MTHFR Mutations

MTHFR is an acronym for Methylenetetrahydrofolate reductase. It is both the name of a gene, and the name of the enzyme which that gene produces. Individuals with a mutated copy of this gene produce an enzyme that is less effective at breaking down the amino-acid homocysteine. The mutation can occur at one of two sites on the gene. Since we receive two copies of each gene, one from our father and one from our mother, there are a few different possibilities for the disorder. The C667T mutation can be heterozygous, one mutated copy, or homozygous, with both genes having the mutation. The same is true for the A1298C mutation. Compound heterozygotes have a single mutation at both the C and A locations. A person with the homozygous C mutation can only produce the defective MTHFR enzyme. These individuals are at the highest risk for developing hyperhomocysteinemia - an excess of homocysteine in the blood, especially if their dietary intake of folate is low. High levels of homocysteine damage the blood vessels, leading to an increased chance of developing blood clots, which in turn elevates the risk of deep vein thrombosis, pulmonary embolism, heart attack and stroke.

A MTHFR mutation may go undiagnosed until a woman has experienced several pregnancy losses. I was not diagnosed until after my second preterm labor and delivery. Some women with this mutation have trouble conceiving or have early miscarriages. In my case, after receiving the diagnosis I was treated by a Perinatologist who specializes in high-risk pregnancies. I was given Folgard, a Prenatal With DHA Vitamin and a low-dose aspirin regimen before trying to conceive and once my pregnancy was confirmed and my beta HCGs were rising I was switched from the aspirin to Innohep, a low molecular weight heparin daily injection. This therapy was a success, and I had my son full term and without complications on October 1 2010.

You took the vitamins and Aspirin and Heparin, and after nine months of worrying finally have your beautiful baby. But now you wonder, "Does my child have this Mutation too?" If you have a homozygous mutation, your child got one of your bad copies of this gene. For heterozygotes, you don't know which copy was passed to your baby. But you don't need to worry (but I know you will anyway) just make sure you child's pediatrician knows of the history. Make sure you give your child a children's multivitamin daily plus a DHA supplement for kids and that will be all they need. If you have a daughter, when she decides to have a child she will need to be tested for the mutation. She will have the benefit of foreknowledge and will hopefully avoid the tragedy so many of us had to endure before we received our diagnoses.
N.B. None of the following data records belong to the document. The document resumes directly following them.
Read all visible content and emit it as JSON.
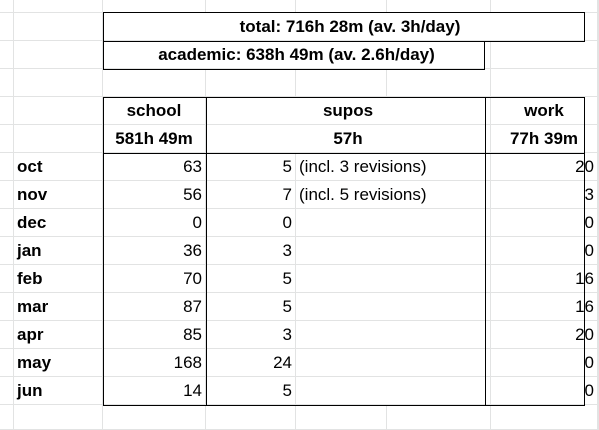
{
  "summary": {
    "total": "total: 716h 28m (av. 3h/day)",
    "academic": "academic: 638h 49m (av. 2.6h/day)"
  },
  "headers": {
    "school": "school",
    "supos": "supos",
    "work": "work"
  },
  "totals": {
    "school": "581h 49m",
    "supos": "57h",
    "work": "77h 39m"
  },
  "rows": [
    {
      "month": "oct",
      "school": "63",
      "supos": "5",
      "note": "(incl. 3 revisions)",
      "work": "20"
    },
    {
      "month": "nov",
      "school": "56",
      "supos": "7",
      "note": "(incl. 5 revisions)",
      "work": "3"
    },
    {
      "month": "dec",
      "school": "0",
      "supos": "0",
      "note": "",
      "work": "0"
    },
    {
      "month": "jan",
      "school": "36",
      "supos": "3",
      "note": "",
      "work": "0"
    },
    {
      "month": "feb",
      "school": "70",
      "supos": "5",
      "note": "",
      "work": "16"
    },
    {
      "month": "mar",
      "school": "87",
      "supos": "5",
      "note": "",
      "work": "16"
    },
    {
      "month": "apr",
      "school": "85",
      "supos": "3",
      "note": "",
      "work": "20"
    },
    {
      "month": "may",
      "school": "168",
      "supos": "24",
      "note": "",
      "work": "0"
    },
    {
      "month": "jun",
      "school": "14",
      "supos": "5",
      "note": "",
      "work": "0"
    }
  ]
}
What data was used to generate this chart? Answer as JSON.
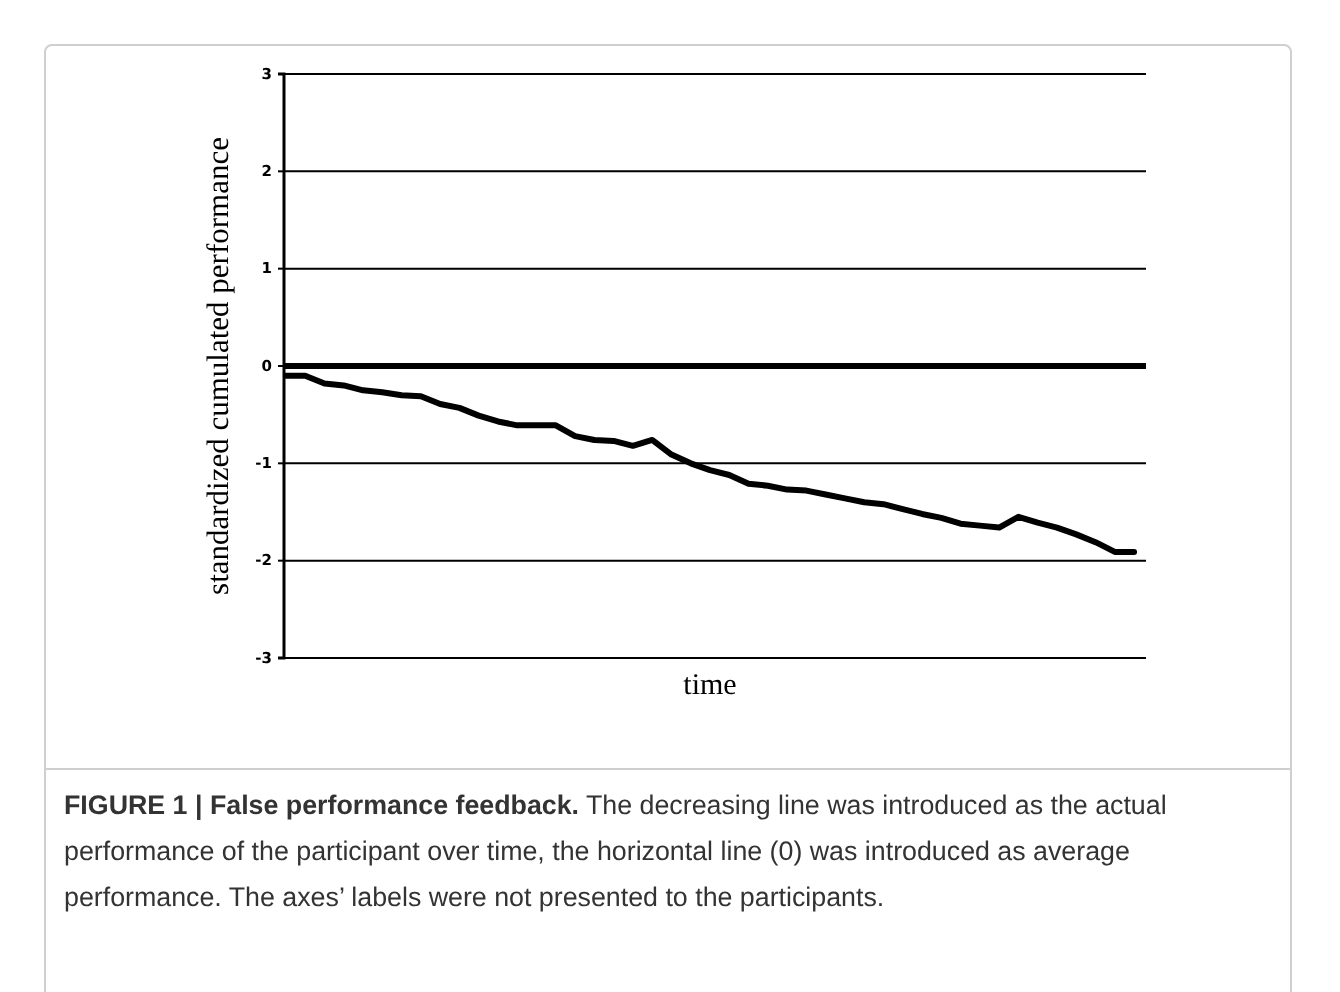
{
  "chart_data": {
    "type": "line",
    "title": "FIGURE 1 | False performance feedback.",
    "annotations": [
      "The decreasing line was introduced as the actual performance of the participant over time, the horizontal line (0) was introduced as average performance. The axes’ labels were not presented to the participants."
    ],
    "xlabel": "time",
    "ylabel": "standardized cumulated performance",
    "categories": [
      null,
      null,
      null,
      null,
      null,
      null,
      null,
      null,
      null,
      null,
      null,
      null,
      null,
      null,
      null,
      null,
      null,
      null,
      null,
      null,
      null,
      null,
      null,
      null,
      null,
      null,
      null,
      null,
      null,
      null,
      null,
      null,
      null,
      null,
      null,
      null,
      null,
      null,
      null,
      null,
      null,
      null,
      null,
      null,
      null
    ],
    "series": [
      {
        "color": "#000000",
        "values": [
          -0.1,
          -0.1,
          -0.18,
          -0.2,
          -0.25,
          -0.27,
          -0.3,
          -0.31,
          -0.39,
          -0.43,
          -0.51,
          -0.57,
          -0.61,
          -0.61,
          -0.61,
          -0.72,
          -0.76,
          -0.77,
          -0.82,
          -0.76,
          -0.91,
          -1.0,
          -1.07,
          -1.12,
          -1.21,
          -1.23,
          -1.27,
          -1.28,
          -1.32,
          -1.36,
          -1.4,
          -1.42,
          -1.47,
          -1.52,
          -1.56,
          -1.62,
          -1.64,
          -1.66,
          -1.55,
          -1.61,
          -1.66,
          -1.73,
          -1.81,
          -1.91,
          -1.91
        ]
      }
    ],
    "ylim": [
      -3,
      3
    ],
    "yticks": [
      -3,
      -2,
      -1,
      0,
      1,
      2,
      3
    ],
    "grid": "y",
    "ref_lines": [
      {
        "axis": "y",
        "value": 0,
        "color": "#000000"
      }
    ],
    "marker": "none",
    "line_style": "solid"
  }
}
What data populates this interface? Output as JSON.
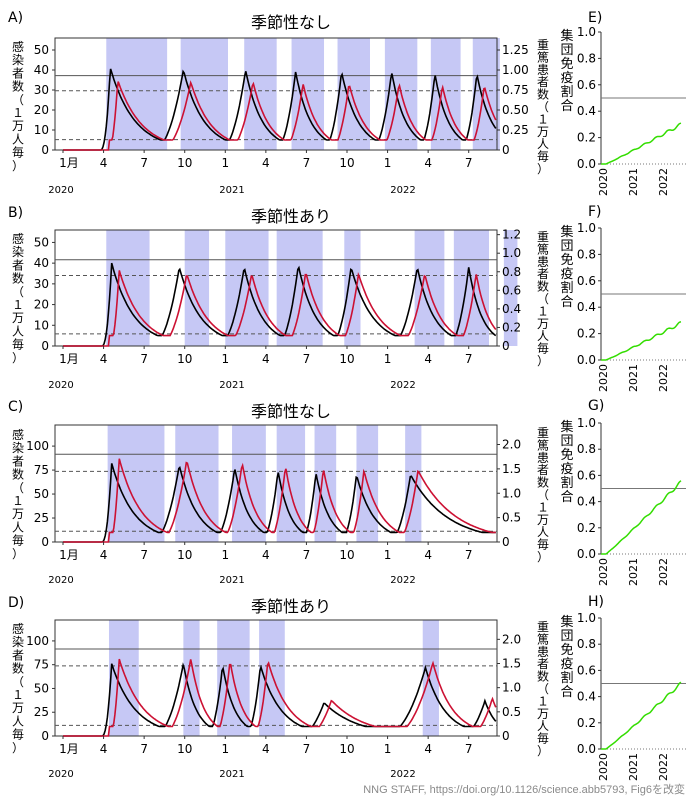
{
  "credit": "NNG STAFF, https://doi.org/10.1126/science.abb5793, Fig6を改変",
  "colors": {
    "shade": "#c6c8f5",
    "infected": "#000000",
    "critical": "#cc1133",
    "immunity": "#33dd00"
  },
  "left_axis_label": [
    "感",
    "染",
    "者",
    "数",
    "（",
    "１",
    "万",
    "人",
    "毎",
    "）"
  ],
  "right_axis_label": [
    "重",
    "篤",
    "患",
    "者",
    "数",
    "（",
    "１",
    "万",
    "人",
    "毎",
    "）"
  ],
  "immunity_axis_label": [
    "集",
    "団",
    "免",
    "疫",
    "割",
    "合"
  ],
  "month_ticks": [
    "1月",
    "4",
    "7",
    "10",
    "1",
    "4",
    "7",
    "10",
    "1",
    "4",
    "7"
  ],
  "year_ticks": [
    "2020",
    "2021",
    "2022"
  ],
  "chart_data": [
    {
      "panel": "A",
      "title": "季節性なし",
      "type": "line",
      "ylim_left": [
        0,
        56
      ],
      "left_ticks": [
        0,
        10,
        20,
        30,
        40,
        50
      ],
      "ylim_right": [
        0,
        1.4
      ],
      "right_ticks": [
        "0",
        "0.25",
        "0.50",
        "0.75",
        "1.00",
        "1.25"
      ],
      "capacity_line_critical": 0.93,
      "dashed_lines_critical": [
        0.74,
        0.13
      ],
      "distancing_periods_months": [
        [
          3.2,
          7.7
        ],
        [
          8.7,
          12.2
        ],
        [
          13.4,
          15.8
        ],
        [
          16.9,
          19.3
        ],
        [
          20.3,
          22.7
        ],
        [
          23.8,
          26.2
        ],
        [
          27.2,
          29.4
        ],
        [
          30.3,
          32.3
        ]
      ],
      "infection_peaks": [
        {
          "month": 3.5,
          "value": 41
        },
        {
          "month": 8.9,
          "value": 40
        },
        {
          "month": 13.5,
          "value": 40
        },
        {
          "month": 17.2,
          "value": 39
        },
        {
          "month": 20.6,
          "value": 39
        },
        {
          "month": 24.3,
          "value": 39
        },
        {
          "month": 27.5,
          "value": 38
        },
        {
          "month": 30.6,
          "value": 38
        }
      ],
      "infection_troughs": 5,
      "critical_peak": 0.87,
      "critical_trough": 0.16
    },
    {
      "panel": "B",
      "title": "季節性あり",
      "type": "line",
      "ylim_left": [
        0,
        56
      ],
      "left_ticks": [
        0,
        10,
        20,
        30,
        40,
        50
      ],
      "ylim_right": [
        0,
        1.25
      ],
      "right_ticks": [
        "0",
        "0.2",
        "0.4",
        "0.6",
        "0.8",
        "1.0",
        "1.2"
      ],
      "capacity_line_critical": 0.93,
      "dashed_lines_critical": [
        0.76,
        0.13
      ],
      "distancing_periods_months": [
        [
          3.2,
          6.4
        ],
        [
          9.0,
          10.8
        ],
        [
          12.0,
          15.2
        ],
        [
          15.8,
          19.2
        ],
        [
          20.8,
          22.0
        ],
        [
          26.0,
          28.2
        ],
        [
          28.9,
          31.5
        ],
        [
          32.6,
          33.6
        ]
      ],
      "infection_peaks": [
        {
          "month": 3.6,
          "value": 40
        },
        {
          "month": 8.6,
          "value": 38
        },
        {
          "month": 13.4,
          "value": 38
        },
        {
          "month": 17.4,
          "value": 39
        },
        {
          "month": 21.3,
          "value": 38
        },
        {
          "month": 26.2,
          "value": 38
        },
        {
          "month": 30.0,
          "value": 38
        },
        {
          "month": 33.0,
          "value": 38
        }
      ],
      "infection_troughs": 5,
      "critical_peak": 0.82,
      "critical_trough": 0.16
    },
    {
      "panel": "C",
      "title": "季節性なし",
      "type": "line",
      "ylim_left": [
        0,
        122
      ],
      "left_ticks": [
        0,
        25,
        50,
        75,
        100
      ],
      "ylim_right": [
        0,
        2.4
      ],
      "right_ticks": [
        "0",
        "0.5",
        "1.0",
        "1.5",
        "2.0"
      ],
      "capacity_line_critical": 1.8,
      "dashed_lines_critical": [
        1.45,
        0.22
      ],
      "distancing_periods_months": [
        [
          3.3,
          7.5
        ],
        [
          8.3,
          11.5
        ],
        [
          12.5,
          15.0
        ],
        [
          15.8,
          17.9
        ],
        [
          18.6,
          20.2
        ],
        [
          21.7,
          23.3
        ],
        [
          25.3,
          26.5
        ]
      ],
      "infection_peaks": [
        {
          "month": 3.6,
          "value": 82
        },
        {
          "month": 8.6,
          "value": 80
        },
        {
          "month": 12.7,
          "value": 77
        },
        {
          "month": 15.9,
          "value": 74
        },
        {
          "month": 18.7,
          "value": 72
        },
        {
          "month": 21.7,
          "value": 70
        },
        {
          "month": 25.7,
          "value": 70
        }
      ],
      "infection_troughs": 10,
      "critical_peak": 1.72,
      "critical_trough": 0.24
    },
    {
      "panel": "D",
      "title": "季節性あり",
      "type": "line",
      "ylim_left": [
        0,
        122
      ],
      "left_ticks": [
        0,
        25,
        50,
        75,
        100
      ],
      "ylim_right": [
        0,
        2.4
      ],
      "right_ticks": [
        "0",
        "0.5",
        "1.0",
        "1.5",
        "2.0"
      ],
      "capacity_line_critical": 1.8,
      "dashed_lines_critical": [
        1.45,
        0.22
      ],
      "distancing_periods_months": [
        [
          3.4,
          5.6
        ],
        [
          8.9,
          10.1
        ],
        [
          11.4,
          13.8
        ],
        [
          14.5,
          16.4
        ],
        [
          26.6,
          27.8
        ]
      ],
      "infection_peaks": [
        {
          "month": 3.6,
          "value": 76
        },
        {
          "month": 8.9,
          "value": 76
        },
        {
          "month": 11.8,
          "value": 74
        },
        {
          "month": 14.6,
          "value": 74
        },
        {
          "month": 19.3,
          "value": 35
        },
        {
          "month": 26.8,
          "value": 72
        },
        {
          "month": 31.2,
          "value": 37
        }
      ],
      "infection_troughs": 10,
      "critical_peak": 1.6,
      "critical_trough": 0.22
    },
    {
      "panel": "E",
      "type": "line",
      "ylim": [
        0,
        1.0
      ],
      "yticks": [
        "0.0",
        "0.2",
        "0.4",
        "0.6",
        "0.8",
        "1.0"
      ],
      "reference_line": 0.5,
      "end_value": 0.3,
      "series_name": "集団免疫割合"
    },
    {
      "panel": "F",
      "type": "line",
      "ylim": [
        0,
        1.0
      ],
      "yticks": [
        "0.0",
        "0.2",
        "0.4",
        "0.6",
        "0.8",
        "1.0"
      ],
      "reference_line": 0.5,
      "end_value": 0.28,
      "series_name": "集団免疫割合"
    },
    {
      "panel": "G",
      "type": "line",
      "ylim": [
        0,
        1.0
      ],
      "yticks": [
        "0.0",
        "0.2",
        "0.4",
        "0.6",
        "0.8",
        "1.0"
      ],
      "reference_line": 0.5,
      "end_value": 0.55,
      "series_name": "集団免疫割合"
    },
    {
      "panel": "H",
      "type": "line",
      "ylim": [
        0,
        1.0
      ],
      "yticks": [
        "0.0",
        "0.2",
        "0.4",
        "0.6",
        "0.8",
        "1.0"
      ],
      "reference_line": 0.5,
      "end_value": 0.5,
      "series_name": "集団免疫割合"
    }
  ]
}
I have been donating blood since high school. After I found out about my MTHFR mutation I wondered if I would still be eligible to donate blood. My daughter Madelyn required multiple transfusions during her short time with us, so I really wanted to donate in her memory. After my iron levels were back up to normal I took a trip to the local Red Cross Donation Center. I spoke with the nurse there, and she told me that I could donate whole blood as long as I wasn't taking any blood thinners, eg. heparin, lovonox, innohep. The aspirin was ok to take for donating whole blood, but not if you want to donate plasma. It feels good to donate blood, even though I end up tearing up each time, thinking about my little girl.

Believe it or not there are some benefits to this mutation. There is a decreased risk of both colon cancer and leukemia. In fact, scientists are studying the relationship between MTHFR and cancer risk to one day develop a treatment for cancer therapy.